Principles of Good Governance for Research Institutions
Over the last 50 years, the Declaration of Helsinki has been revised 10 times (12 if one counts the notes of clarification on the placebo rule from 2002 and 2004). The CIOMS International ethical guidelines for health-related research involving humans have also been reshaped three times, not mentioning their merging with the 2009 Guidelines for epidemiological studies, which had been revised once since the original version in 1991. During the same period, many guiding documents, regulations and laws have been adopted at the national, regional and international levels.
Fifty years later, it is questionable whether researchers are better equipped to face the challenges raised by their activities. They often lack the necessary resources to respond to the increasingly complex ethical and regulatory framework of research. Most regulations focus on the responsibilities of researchers and the sponsors, but provide little or even no details on means to achieve them. In particular, there is limited guidance on the governance of research institutions even if it is central to defining the context in which research involving human participants is conducted.

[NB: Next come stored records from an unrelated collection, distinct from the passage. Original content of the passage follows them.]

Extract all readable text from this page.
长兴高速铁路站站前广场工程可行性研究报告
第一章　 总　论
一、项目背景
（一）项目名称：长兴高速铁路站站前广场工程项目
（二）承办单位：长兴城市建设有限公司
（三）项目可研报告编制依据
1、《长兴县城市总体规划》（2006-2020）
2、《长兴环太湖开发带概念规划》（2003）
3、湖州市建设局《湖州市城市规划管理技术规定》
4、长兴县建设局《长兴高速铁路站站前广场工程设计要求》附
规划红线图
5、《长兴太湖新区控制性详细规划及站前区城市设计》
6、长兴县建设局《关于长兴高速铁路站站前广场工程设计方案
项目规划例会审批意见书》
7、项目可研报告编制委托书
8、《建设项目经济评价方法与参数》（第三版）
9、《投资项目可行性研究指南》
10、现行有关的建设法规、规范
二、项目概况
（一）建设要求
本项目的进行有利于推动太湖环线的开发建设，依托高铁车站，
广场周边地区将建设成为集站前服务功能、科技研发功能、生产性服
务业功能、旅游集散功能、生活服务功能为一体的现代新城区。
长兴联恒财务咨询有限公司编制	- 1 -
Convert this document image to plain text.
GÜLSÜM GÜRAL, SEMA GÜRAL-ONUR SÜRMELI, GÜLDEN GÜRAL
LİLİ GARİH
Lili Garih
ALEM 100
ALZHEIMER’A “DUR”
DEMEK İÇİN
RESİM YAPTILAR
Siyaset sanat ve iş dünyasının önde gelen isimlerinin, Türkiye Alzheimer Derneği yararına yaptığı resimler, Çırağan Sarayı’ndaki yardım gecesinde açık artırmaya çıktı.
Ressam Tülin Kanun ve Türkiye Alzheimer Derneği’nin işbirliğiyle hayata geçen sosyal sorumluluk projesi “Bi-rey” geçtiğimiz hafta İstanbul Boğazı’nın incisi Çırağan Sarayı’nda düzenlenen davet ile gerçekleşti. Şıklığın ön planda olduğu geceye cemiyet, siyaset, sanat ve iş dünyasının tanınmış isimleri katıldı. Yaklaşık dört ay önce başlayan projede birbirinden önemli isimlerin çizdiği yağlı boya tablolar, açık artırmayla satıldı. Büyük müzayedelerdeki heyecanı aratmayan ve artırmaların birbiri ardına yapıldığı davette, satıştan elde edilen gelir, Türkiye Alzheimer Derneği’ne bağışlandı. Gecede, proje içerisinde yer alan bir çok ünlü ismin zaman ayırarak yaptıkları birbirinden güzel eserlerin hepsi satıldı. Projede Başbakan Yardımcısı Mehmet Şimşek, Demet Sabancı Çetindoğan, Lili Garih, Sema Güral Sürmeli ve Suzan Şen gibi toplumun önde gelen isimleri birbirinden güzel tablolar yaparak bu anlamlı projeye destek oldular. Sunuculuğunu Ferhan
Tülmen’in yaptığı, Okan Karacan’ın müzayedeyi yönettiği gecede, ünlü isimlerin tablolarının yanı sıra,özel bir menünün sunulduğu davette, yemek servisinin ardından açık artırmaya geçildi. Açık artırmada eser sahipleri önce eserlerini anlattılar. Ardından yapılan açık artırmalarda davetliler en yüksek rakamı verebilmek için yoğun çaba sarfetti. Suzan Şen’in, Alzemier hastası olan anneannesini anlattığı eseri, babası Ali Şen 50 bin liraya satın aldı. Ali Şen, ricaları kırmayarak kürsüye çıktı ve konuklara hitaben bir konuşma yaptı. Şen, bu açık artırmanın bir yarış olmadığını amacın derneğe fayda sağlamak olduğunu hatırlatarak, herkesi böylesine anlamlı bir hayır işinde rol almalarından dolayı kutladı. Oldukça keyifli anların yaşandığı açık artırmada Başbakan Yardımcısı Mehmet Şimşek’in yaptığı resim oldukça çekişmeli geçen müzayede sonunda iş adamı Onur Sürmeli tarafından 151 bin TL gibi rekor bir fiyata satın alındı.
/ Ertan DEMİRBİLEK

Instead of adding more rules or revising existing ones, it seems a priority today to improve the research environment.
Most ethical guidelines and laws focus on individual researchers and sponsors to protect the dignity, integrity and safety of research participants – Research Ethics Committees (REC) acting as gatekeepers. Yet, it is rarely assessed to what extent researchers and sponsors have the necessary resources to fulfil their responsibilities. More precisely, this assessment is done separately for each protocol. It does not provide a broad picture of the research activities and available resources in a given company, hospital or university to guarantee the protection of research participants in the end.
Resources means here time, training, qualified staff, facilities, clinical and laboratories equipment, hardware and software, communication tools, data protection infrastructure, health databases and biobanks, ethical and legal counselling, etc. This is not only a matter of financial support but more a question of governance. In other words, what services and supports are available for the researchers to meet their responsibilities as imposed by research ethics and regulation? Adding more rules does not guarantee that the researchers are able to fulfil them unless they are provided with the necessary means to do it.
In 2016, the World Medical Association included a section on governance in the Declaration of Taipei on Ethical Considerations regarding Health Databases and Biobanks. This demonstrates the need for a different approach to research ethics that addresses the responsibilities of the institutions in which researchers are working. COVID-19 has shown a necessity at the world level of more coordination and collaboration within the research community, both objectives that can hardly be achieved by researchers individually. This requires an institutional commitment at all levels.
Working Group objectives
A new CIOMS Working Group would propose standard guidelines promoting the minimal resources needed for researchers to work in accordance with the highest standards in research ethics and regulation.
- 1st meeting held on 7 July 2021 (virtual)
CIOMS Working Groups usually take 2-4 years to finalize their consensus document and recommendations. Most groups hold two in-person meetings per year, with telework in between. The groups make use of collaborative efforts and capitalize on existing initiatives in order to provide output that is as comprehensive as possible, does not duplicate other efforts and has added value.